Legs are unusual in that they bring things back. The bearded men have returned, singing and snacking on sausages. They lay down on the ground and begin to row. Before long, we are out at sea. I ride on their backs. How do they do it? Sometimes, I ride on their stomachs, so they can take time to breath. These three bearded men make for a good boat. The adventure is high when there are beards to pull. Pull a beard and ring the bell. Announce your presence to passing boats. An young girl floats by on a Pope. There’s been a shipwreck, so she leaped onto the life-Pope. She is low on food and wishes my company. I invite her aboard and sink the Pope. She enjoys the gentle ride of the three bearded men. The Pope was stiff and dull. Waves crash over her, soaking her fine dress, making her more naked than myself.

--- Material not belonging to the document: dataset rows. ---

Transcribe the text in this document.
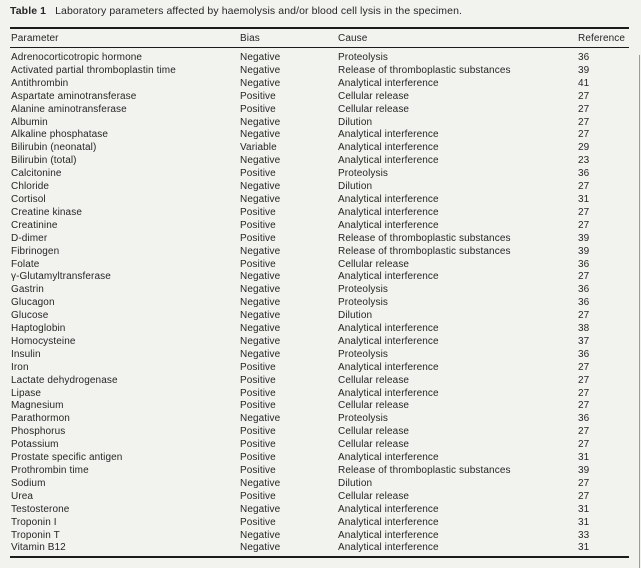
Table 1 Laboratory parameters affected by haemolysis and/or blood cell lysis in the specimen.
Parameter	Bias	Cause	Reference
Adrenocorticotropic hormone	Negative	Proteolysis	36
Activated partial thromboplastin time	Negative	Release of thromboplastic substances	39
Antithrombin	Negative	Analytical interference	41
Aspartate aminotransferase	Positive	Cellular release	27
Alanine aminotransferase	Positive	Cellular release	27
Albumin	Negative	Dilution	27
Alkaline phosphatase	Negative	Analytical interference	27
Bilirubin (neonatal)	Variable	Analytical interference	29
Bilirubin (total)	Negative	Analytical interference	23
Calcitonine	Positive	Proteolysis	36
Chloride	Negative	Dilution	27
Cortisol	Negative	Analytical interference	31
Creatine kinase	Positive	Analytical interference	27
Creatinine	Positive	Analytical interference	27
D-dimer	Positive	Release of thromboplastic substances	39
Fibrinogen	Negative	Release of thromboplastic substances	39
Folate	Positive	Cellular release	36
γ-Glutamyltransferase	Negative	Analytical interference	27
Gastrin	Negative	Proteolysis	36
Glucagon	Negative	Proteolysis	36
Glucose	Negative	Dilution	27
Haptoglobin	Negative	Analytical interference	38
Homocysteine	Negative	Analytical interference	37
Insulin	Negative	Proteolysis	36
Iron	Positive	Analytical interference	27
Lactate dehydrogenase	Positive	Cellular release	27
Lipase	Positive	Analytical interference	27
Magnesium	Positive	Cellular release	27
Parathormon	Negative	Proteolysis	36
Phosphorus	Positive	Cellular release	27
Potassium	Positive	Cellular release	27
Prostate specific antigen	Positive	Analytical interference	31
Prothrombin time	Positive	Release of thromboplastic substances	39
Sodium	Negative	Dilution	27
Urea	Positive	Cellular release	27
Testosterone	Negative	Analytical interference	31
Troponin I	Positive	Analytical interference	31
Troponin T	Negative	Analytical interference	33
Vitamin B12	Negative	Analytical interference	31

Love strikes quickly, and usually below the belt. Exercising a lack of respect for the three men we’re floating on, we initiate a long series of compromising positions. The salt air and crashing waves make petals leap into the beaks of awaiting ravens. She is beautiful; all skin and dark eyes, complete with legs and arms. She entraps me, holding me until most of the petals have been snapped up by excited birds. The three bearded men, jealous and insulted, suddenly split up, each swimming away in separate directions. Nothing ever comes to fruition. The ravens travel to other flowers, easier to pluck. We are left in a light embrace, bobbing in the waves; but I can’t shake loose. I realise that she intends to drag me under. She has changed. Her head swelled up. She looks like a still-born goat. I can hardly stand to look at her. I allow myself to sink with her, playing dead, until she relaxes her grip and I escape to the surface.

My head bobs atop the waves. Bees gather in my ears to pollinate. New ideas arise. Thoughts, once just seeds, mature rapidly, assisted by the fresh sea air and the grateful activities of worker bees. Soon my brain is buzzing with activity. The finest honey oozes through my nostrils and ears. But not through my mouth. It isn’t for me to taste; it’s for others to enjoy. The honey does not collect on my wool sweater. The sweater appeared only now. It is waterproof. Fish envy it. So do the other young men who bob along beside me. Who are they? Where did they come from? Some are beekeepers. Some are seamen. Some just like honey. Another man’s honey often tastes better, proving beyond the shadow of a doubt that hard work, perseverance, and deep thoughts create the best spread for fresh toast.